Udacity - Logs Analysis Project
This is a project assigned by Udacity as a part of the Udacity Full Stack Nanodegree program. In this project, our task is to create a reporting tool that prints out reports based on the data in the database. This reporting tool is a Python program using the PostgreSQL database and Vagrant file settings to run a VM server to run the database.
• Python3
• Vagrant
• VirtualBox
1. Install Vagrant and VirtualBox
2.Download or Clone [fullstack-nanodegree-vm](http://https://github.com/udacity/fullstack-nanodegree-vm) repository.
3. Download the data from [here](https://d17h27t6h515a5.cloudfront.net/topher/2016/August/57b5f748_newsdata/newsdata.zip).
4. Unzip this file after downloading it. The file inside is called newsdata.sql .
5. Copy the newsdata.sql file and content of this current repository, by either downloading or cloning it from [Here](https://github.com/arbidha/Log_Analysis)
1. Launch the Vagrant VM inside Vagrant sub-directory in the downloaded fullstack-nanodegree-vm repository using command:
$ vagrant up
2. Then Log into this using command:
$ vagrant ssh
3. Change directory to cd /vagrant and look around with ls.
1. Load the data in local database using the command:
psql -d news -f newsdata.sql
The database includes three tables:
○ The authors table includes information about the authors of articles.
○ The articles table includes the articles themselves.
○ The log table includes one entry for each time a user has accessed the site.
2. Use psql -d news to connect to database.

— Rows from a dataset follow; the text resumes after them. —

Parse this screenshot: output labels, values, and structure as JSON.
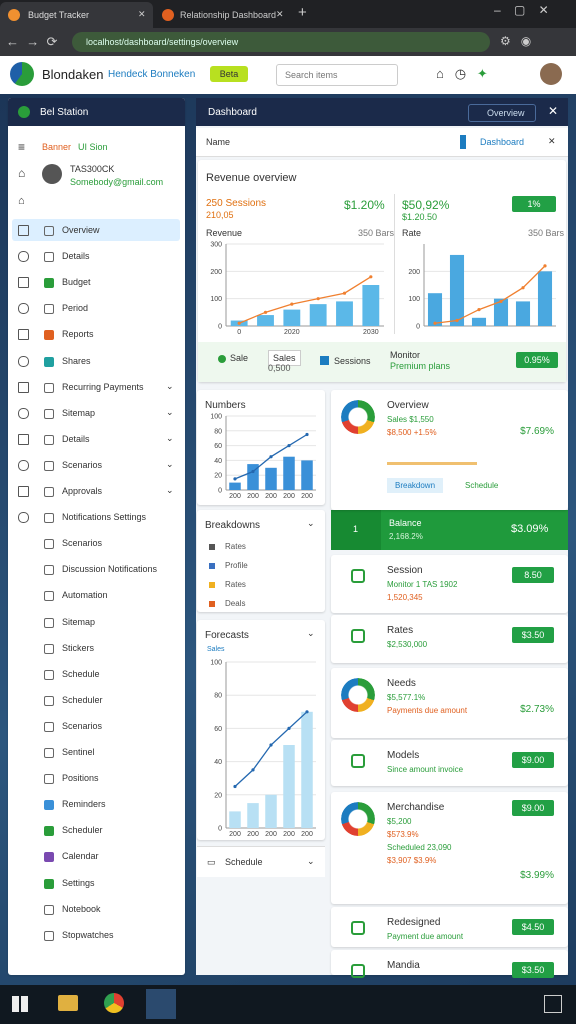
{
  "browser": {
    "tabs": [
      "Budget Tracker",
      "Relationship Dashboard"
    ],
    "url": "localhost/dashboard/settings/overview"
  },
  "header": {
    "brand": "Blondaken",
    "subtitle": "Hendeck Bonneken",
    "badge": "Beta",
    "search": "Search items"
  },
  "sidebar": {
    "title": "Bel Station",
    "section": [
      "Banner",
      "UI Sion"
    ],
    "user": {
      "name": "TAS300CK",
      "email": "Somebody@gmail.com"
    },
    "items": [
      "Overview",
      "Details",
      "Budget",
      "Period",
      "Reports",
      "Shares",
      "Recurring Payments",
      "Sitemap",
      "Details",
      "Scenarios",
      "Approvals",
      "Notifications Settings",
      "Scenarios",
      "Discussion Notifications",
      "Automation",
      "Sitemap",
      "Stickers",
      "Schedule",
      "Scheduler",
      "Scenarios",
      "Sentinel",
      "Positions",
      "Reminders",
      "Scheduler",
      "Calendar",
      "Settings",
      "Notebook",
      "Stopwatches"
    ]
  },
  "main": {
    "title": "Dashboard",
    "select": "Overview",
    "bar_label": "Name",
    "bar_button": "Dashboard",
    "revenue": {
      "title": "Revenue overview",
      "left": {
        "label": "250 Sessions",
        "value": "$1.20%",
        "sub": "210,05",
        "axis": "Revenue",
        "note": "350 Bars"
      },
      "right": {
        "value": "$50,92%",
        "sub": "$1.20.50",
        "button": "1%",
        "axis": "Rate",
        "note": "350 Bars"
      },
      "legend_extra": {
        "dropdown": "0,500",
        "box": "Sessions",
        "monitor": "Monitor",
        "monitor_sub": "Premium plans",
        "button": "0.95%"
      }
    },
    "breakdowns": {
      "title": "Breakdowns",
      "items": [
        "Rates",
        "Profile",
        "Rates",
        "Deals"
      ]
    },
    "footer": "Schedule"
  },
  "cards": [
    {
      "title": "Overview",
      "lines": [
        "Sales $1,550",
        "$8,500 +1.5%"
      ],
      "value": "$7.69%",
      "tabs": [
        "Breakdown",
        "Schedule"
      ]
    },
    {
      "title": "Session",
      "lines": [
        "Monitor 1 TAS 1902",
        "1,520,345"
      ],
      "button": "8.50"
    },
    {
      "title": "Rates",
      "lines": [
        "$2,530,000"
      ],
      "button": "$3.50"
    },
    {
      "title": "Needs",
      "lines": [
        "$5,577.1%",
        "Payments due amount"
      ],
      "value": "$2.73%"
    },
    {
      "title": "Models",
      "lines": [
        "Since amount invoice"
      ],
      "button": "$9.00"
    },
    {
      "title": "Merchandise",
      "lines": [
        "$5,200",
        "$573.9%",
        "Scheduled 23,090",
        "$3,907 $3.9%"
      ],
      "button": "$9.00",
      "value": "$3.99%"
    },
    {
      "title": "Redesigned",
      "lines": [
        "Payment due amount"
      ],
      "button": "$4.50"
    },
    {
      "title": "Mandia",
      "button": "$3.50"
    }
  ],
  "balance": {
    "num": "1",
    "title": "Balance",
    "sub": "2,168.2%",
    "value": "$3.09%"
  },
  "chart_data": [
    {
      "type": "bar",
      "ylim": [
        0,
        300
      ],
      "yticks": [
        0,
        100,
        200,
        300
      ],
      "categories": [
        "0",
        null,
        "2020",
        null,
        null,
        "2030"
      ],
      "series": [
        {
          "name": "Sales",
          "color": "#5bb8e8",
          "values": [
            20,
            40,
            60,
            80,
            90,
            150
          ]
        },
        {
          "name": "Sale",
          "type": "line",
          "color": "#f08030",
          "values": [
            10,
            50,
            80,
            100,
            120,
            180
          ]
        }
      ]
    },
    {
      "type": "bar",
      "ylim": [
        0,
        300
      ],
      "yticks": [
        0,
        100,
        200
      ],
      "categories": [
        null,
        null,
        null,
        null,
        null,
        null
      ],
      "series": [
        {
          "color": "#4aa8e0",
          "values": [
            120,
            260,
            30,
            100,
            90,
            200
          ]
        },
        {
          "type": "line",
          "color": "#f08030",
          "values": [
            10,
            20,
            60,
            90,
            140,
            220
          ]
        }
      ]
    },
    {
      "type": "bar",
      "title": "Numbers",
      "ylim": [
        0,
        100
      ],
      "yticks": [
        0,
        20,
        40,
        60,
        80,
        100
      ],
      "categories": [
        "200",
        "200",
        "200",
        "200",
        "200"
      ],
      "series": [
        {
          "color": "#3a90d8",
          "values": [
            10,
            35,
            30,
            45,
            40
          ]
        },
        {
          "type": "line",
          "color": "#2468b0",
          "values": [
            15,
            25,
            45,
            60,
            75
          ]
        }
      ]
    },
    {
      "type": "bar",
      "title": "Forecasts",
      "subtitle": "Sales",
      "ylim": [
        0,
        100
      ],
      "yticks": [
        0,
        20,
        40,
        60,
        80,
        100
      ],
      "categories": [
        "200",
        "200",
        "200",
        "200",
        "200"
      ],
      "series": [
        {
          "color": "#b8e0f4",
          "values": [
            10,
            15,
            20,
            50,
            70
          ]
        },
        {
          "type": "line",
          "color": "#2468b0",
          "values": [
            25,
            35,
            50,
            60,
            70
          ]
        }
      ]
    }
  ]
}
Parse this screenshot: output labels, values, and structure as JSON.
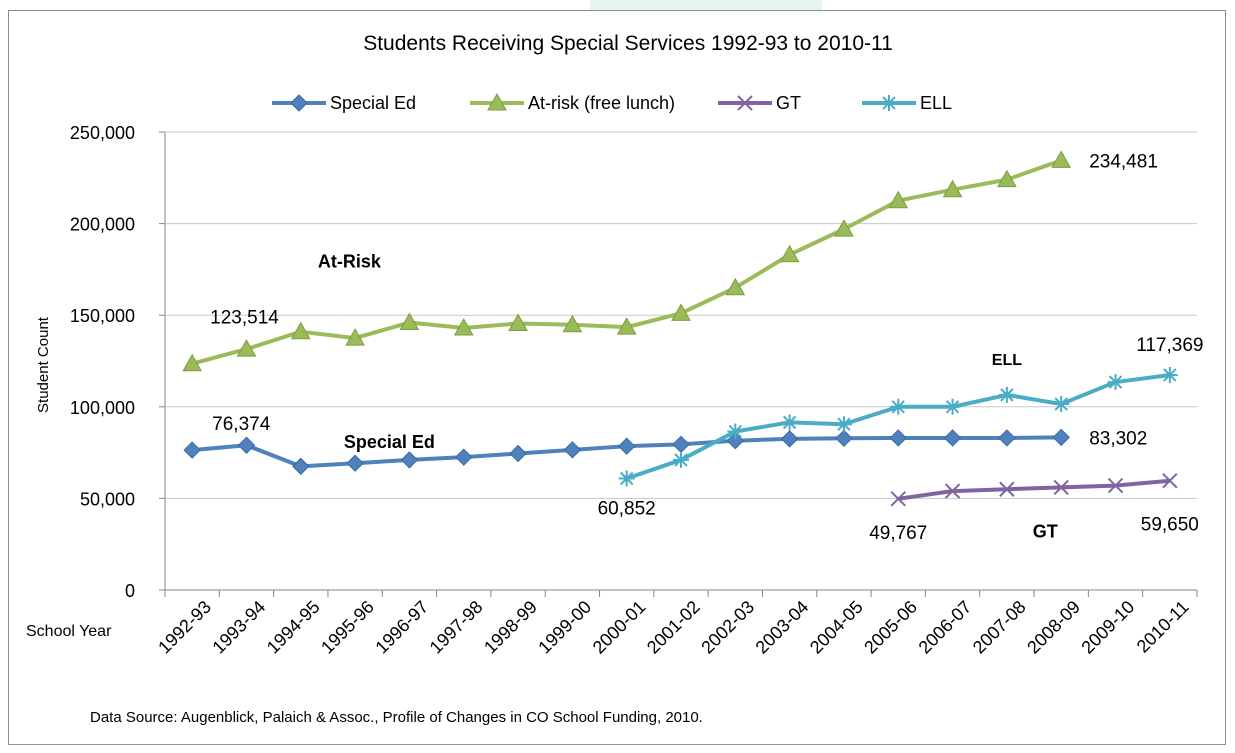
{
  "chart_data": {
    "type": "line",
    "title": "Students Receiving Special Services 1992-93 to 2010-11",
    "xlabel": "School Year",
    "ylabel": "Student Count",
    "ylim": [
      0,
      250000
    ],
    "yticks": [
      0,
      50000,
      100000,
      150000,
      200000,
      250000
    ],
    "ytick_labels": [
      "0",
      "50,000",
      "100,000",
      "150,000",
      "200,000",
      "250,000"
    ],
    "categories": [
      "1992-93",
      "1993-94",
      "1994-95",
      "1995-96",
      "1996-97",
      "1997-98",
      "1998-99",
      "1999-00",
      "2000-01",
      "2001-02",
      "2002-03",
      "2003-04",
      "2004-05",
      "2005-06",
      "2006-07",
      "2007-08",
      "2008-09",
      "2009-10",
      "2010-11"
    ],
    "grid": "horizontal",
    "legend_position": "top",
    "series": [
      {
        "name": "Special Ed",
        "color": "#4f81bd",
        "marker": "diamond",
        "values": [
          76374,
          79000,
          67500,
          69200,
          71000,
          72500,
          74500,
          76500,
          78500,
          79500,
          81500,
          82500,
          82800,
          83000,
          83000,
          83000,
          83302,
          null,
          null
        ]
      },
      {
        "name": "At-risk (free lunch)",
        "color": "#9bbb59",
        "marker": "triangle",
        "values": [
          123514,
          131500,
          141000,
          137500,
          146000,
          143000,
          145500,
          144800,
          143500,
          151000,
          165000,
          183000,
          197000,
          212500,
          218500,
          224000,
          234481,
          null,
          null
        ]
      },
      {
        "name": "GT",
        "color": "#8064a2",
        "marker": "x",
        "values": [
          null,
          null,
          null,
          null,
          null,
          null,
          null,
          null,
          null,
          null,
          null,
          null,
          null,
          49767,
          54000,
          55000,
          56000,
          57000,
          59650
        ]
      },
      {
        "name": "ELL",
        "color": "#4bacc6",
        "marker": "star",
        "values": [
          null,
          null,
          null,
          null,
          null,
          null,
          null,
          null,
          60852,
          71000,
          86500,
          91500,
          90500,
          100000,
          100000,
          106500,
          101500,
          113500,
          117369
        ]
      }
    ],
    "annotations": [
      {
        "text": "123,514",
        "series": 1,
        "index": 0,
        "dx": 18,
        "dy": -40
      },
      {
        "text": "234,481",
        "series": 1,
        "index": 16,
        "dx": 28,
        "dy": 7
      },
      {
        "text": "76,374",
        "series": 0,
        "index": 0,
        "dx": 20,
        "dy": -20
      },
      {
        "text": "83,302",
        "series": 0,
        "index": 16,
        "dx": 28,
        "dy": 7
      },
      {
        "text": "60,852",
        "series": 3,
        "index": 8,
        "dx": 0,
        "dy": 36
      },
      {
        "text": "117,369",
        "series": 3,
        "index": 18,
        "dx": 0,
        "dy": -24
      },
      {
        "text": "49,767",
        "series": 2,
        "index": 13,
        "dx": 0,
        "dy": 40
      },
      {
        "text": "59,650",
        "series": 2,
        "index": 18,
        "dx": 0,
        "dy": 50
      }
    ],
    "series_labels": [
      {
        "text": "At-Risk",
        "series": 1,
        "index": 4,
        "dx": -60,
        "dy": -55,
        "size": "normal"
      },
      {
        "text": "Special Ed",
        "series": 0,
        "index": 4,
        "dx": -20,
        "dy": -12,
        "size": "normal"
      },
      {
        "text": "ELL",
        "series": 3,
        "index": 15,
        "dx": 0,
        "dy": -30,
        "size": "small"
      },
      {
        "text": "GT",
        "series": 2,
        "index": 16,
        "dx": -16,
        "dy": 50,
        "size": "normal"
      }
    ]
  },
  "footer": {
    "source": "Data Source: Augenblick, Palaich & Assoc., Profile of Changes in CO School Funding, 2010."
  }
}
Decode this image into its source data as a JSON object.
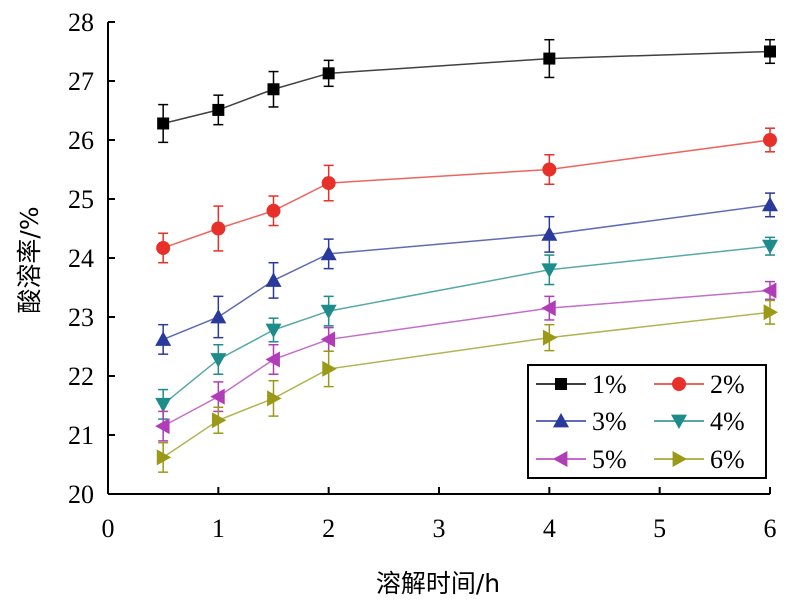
{
  "chart_data": {
    "type": "line",
    "xlabel": "溶解时间/h",
    "ylabel": "酸溶率/%",
    "xlim": [
      0,
      6
    ],
    "ylim": [
      20,
      28
    ],
    "x_ticks": [
      "0",
      "1",
      "2",
      "3",
      "4",
      "5",
      "6"
    ],
    "y_ticks": [
      "20",
      "21",
      "22",
      "23",
      "24",
      "25",
      "26",
      "27",
      "28"
    ],
    "x": [
      0.5,
      1,
      1.5,
      2,
      4,
      6
    ],
    "grid": false,
    "legend_position": "bottom-right",
    "series": [
      {
        "name": "1%",
        "color": "#000000",
        "marker": "square",
        "values": [
          26.28,
          26.51,
          26.86,
          27.13,
          27.38,
          27.5
        ],
        "errors": [
          0.32,
          0.25,
          0.3,
          0.22,
          0.32,
          0.2
        ]
      },
      {
        "name": "2%",
        "color": "#e8302a",
        "marker": "circle",
        "values": [
          24.17,
          24.5,
          24.8,
          25.27,
          25.5,
          26.0
        ],
        "errors": [
          0.25,
          0.38,
          0.25,
          0.3,
          0.25,
          0.2
        ]
      },
      {
        "name": "3%",
        "color": "#2a3a9c",
        "marker": "triangle-up",
        "values": [
          22.62,
          23.0,
          23.62,
          24.07,
          24.4,
          24.9
        ],
        "errors": [
          0.25,
          0.35,
          0.3,
          0.25,
          0.3,
          0.2
        ]
      },
      {
        "name": "4%",
        "color": "#1f8c8c",
        "marker": "triangle-down",
        "values": [
          21.52,
          22.28,
          22.78,
          23.1,
          23.8,
          24.2
        ],
        "errors": [
          0.25,
          0.25,
          0.2,
          0.25,
          0.25,
          0.15
        ]
      },
      {
        "name": "5%",
        "color": "#b03cb8",
        "marker": "triangle-left",
        "values": [
          21.15,
          21.65,
          22.28,
          22.62,
          23.15,
          23.45
        ],
        "errors": [
          0.25,
          0.25,
          0.25,
          0.2,
          0.2,
          0.15
        ]
      },
      {
        "name": "6%",
        "color": "#9a9a18",
        "marker": "triangle-right",
        "values": [
          20.62,
          21.25,
          21.62,
          22.12,
          22.65,
          23.08
        ],
        "errors": [
          0.25,
          0.22,
          0.3,
          0.3,
          0.22,
          0.2
        ]
      }
    ]
  }
}
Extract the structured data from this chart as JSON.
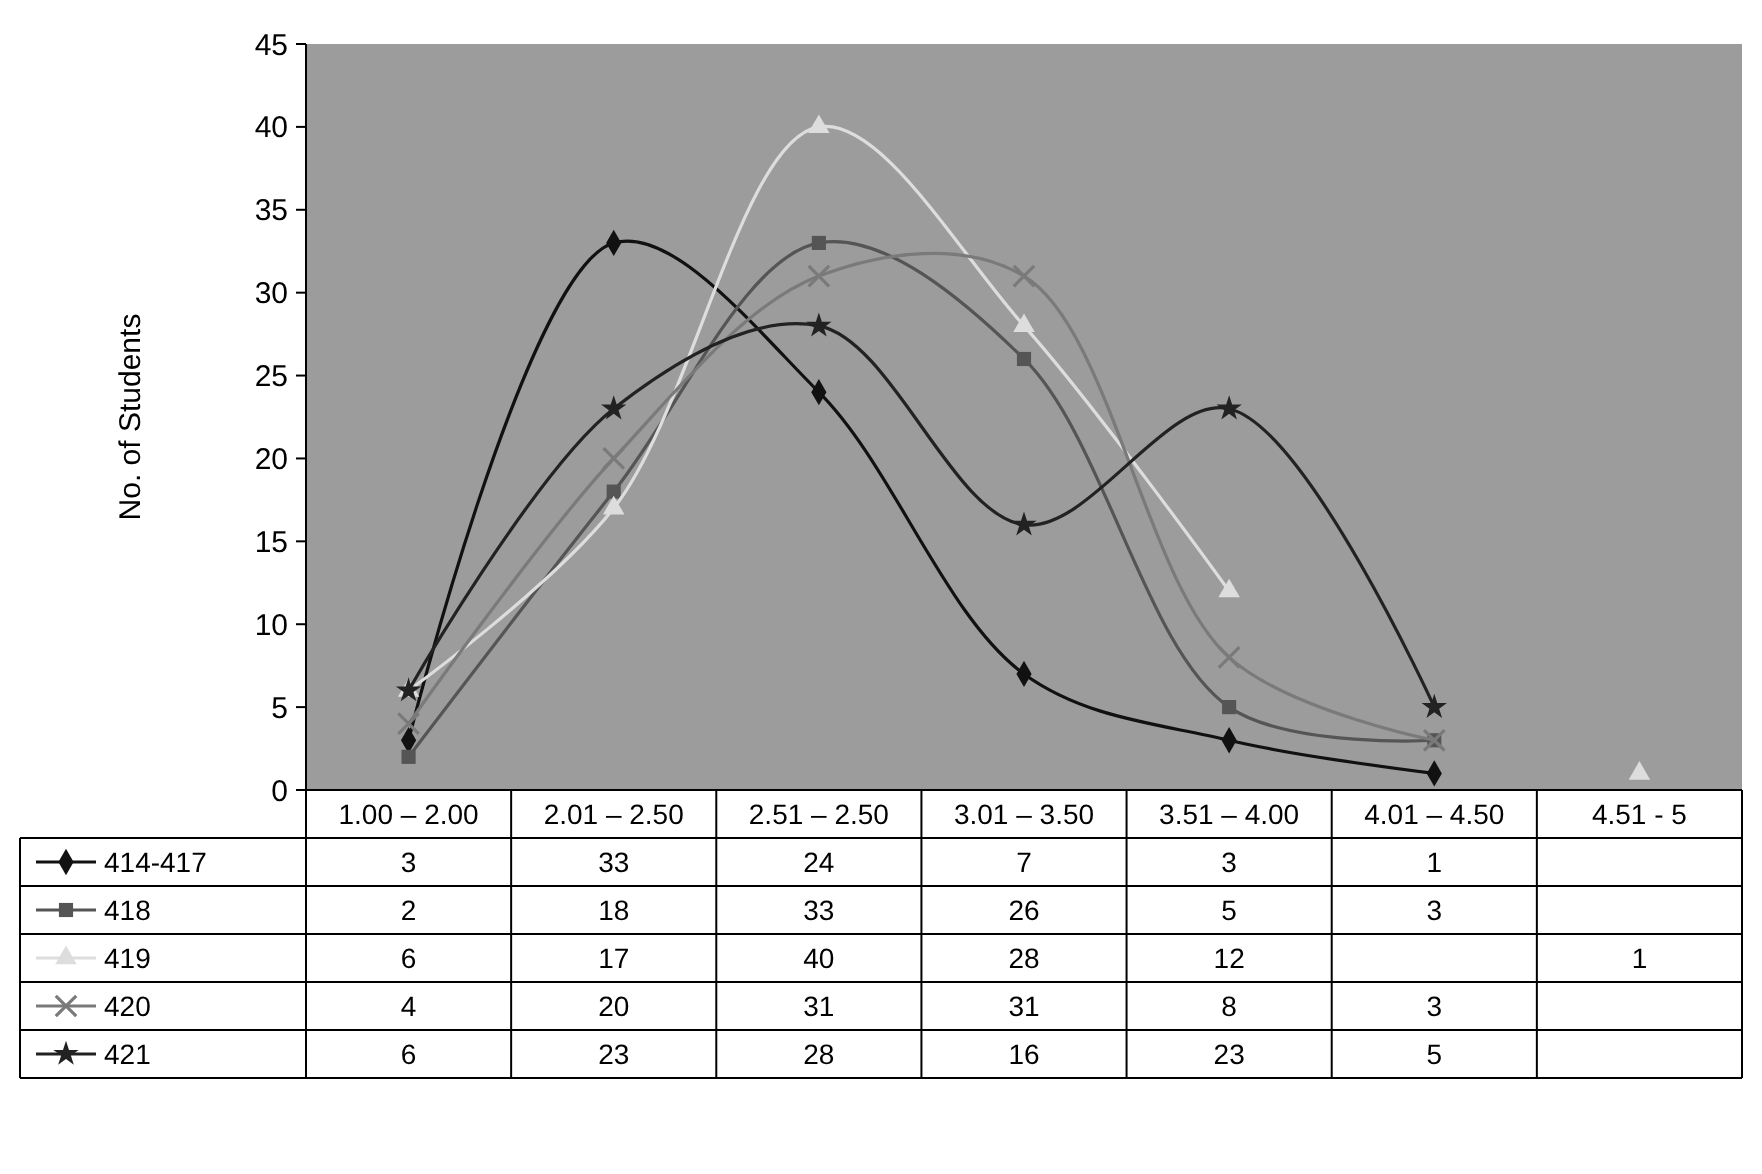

3. Create view popular_article_view using:
CREATE VIEW popular_article_view AS
SELECT title ,count(*) AS views
FROM articles a
JOIN log l
ON a.slug = substring(l.path,10)
GROUP BY 1
order by 2 desc ;
4. Create view error_log_view using:
CREATE VIEW error_log_view AS
SELECT date(time) AS errortime ,round(100.0 * SUM(
CASE log.status WHEN '200 OK'
THEN 0 ELSE 1 END)
/count(log.status),2) AS error_percent
FROM log
GROUP BY date(time)
ORDER BY error_percent DESC;
1. From the vagrant directory inside the virtual machine,run log_analysis.py
$ python log_analysis.py